この作業をするだけで、ワクワクして眠気が襲ってきます。

布団は、真綿の敷布団に羽布団のかけぶとん。シーツは麻。それにお気に入りの枕があれば、ばっちりです。

寝ている最中は電磁波の影響を受けやすいので、電化製品のコンセントは不要なものはすべて抜き、携帯電話は体からできるだけ離しておきます。

遮光は大切ですので、トイレへの導線以外、家中の電気を消します。そして、遮光カーテン、あるいは、雨戸をしめます。

そして、最後に、布団に入る前に「6時間ばっちりねれるぞ。今日も1日最高だった。明日はもっといい日になる」と声にだして、タイマーをセットして寝ます。

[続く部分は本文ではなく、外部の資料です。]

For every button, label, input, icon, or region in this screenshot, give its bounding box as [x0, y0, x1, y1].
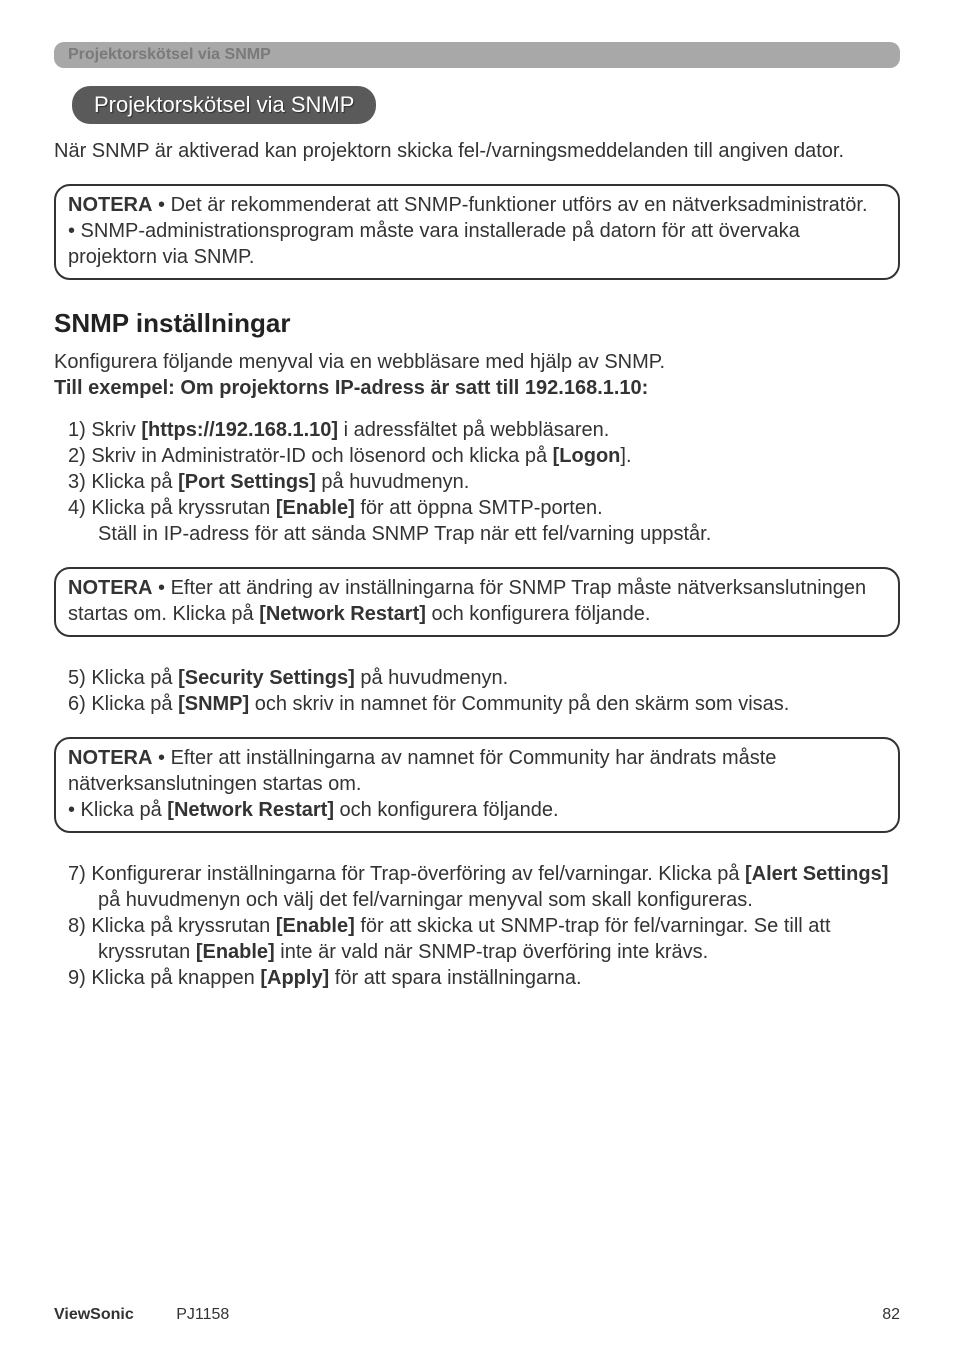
note3-line2-post: och konfigurera följande. [334, 799, 559, 821]
step-1: 1) Skriv [https://192.168.1.10] i adress… [54, 417, 900, 443]
footer-page-number: 82 [882, 1306, 900, 1324]
step-4-line2: Ställ in IP-adress för att sända SNMP Tr… [54, 521, 900, 547]
section-heading: SNMP inställningar [54, 308, 900, 339]
config-intro: Konfigurera följande menyval via en webb… [54, 351, 665, 373]
note-box-1: NOTERA • Det är rekommenderat att SNMP-f… [54, 184, 900, 280]
footer-model: PJ1158 [176, 1306, 229, 1323]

これが、寝床安眠ゲームのゴール。ちなみに、私は90分をひと単位にして、睡眠時間を決めています。目覚ましは使いません。タイマーをセットします。海外へ行くことが多く、時差のある生活をしていたり、日々の予定が違う生活をしているひとにとって、毎日同じ時間に起きる、というのは無理。そうすると、睡眠時間が確保できません。それよりも、タイマーで一定の熟睡時間を確保することの方が大切です。

そして、タイマーがなったら、「6時間ばっちり寝た!今日はいい日になる」と声にだし、カーテンあるいは雨戸をあけ、太陽の日をあびます。そして、1日をスタートします。

寝床安眠ゲームは「住」において最優先されるゲームです。リモートワークで家の中がめちゃくちゃ・・・という人は、まずは寝床安眠ゲームからはじめてはいかがでしょうか。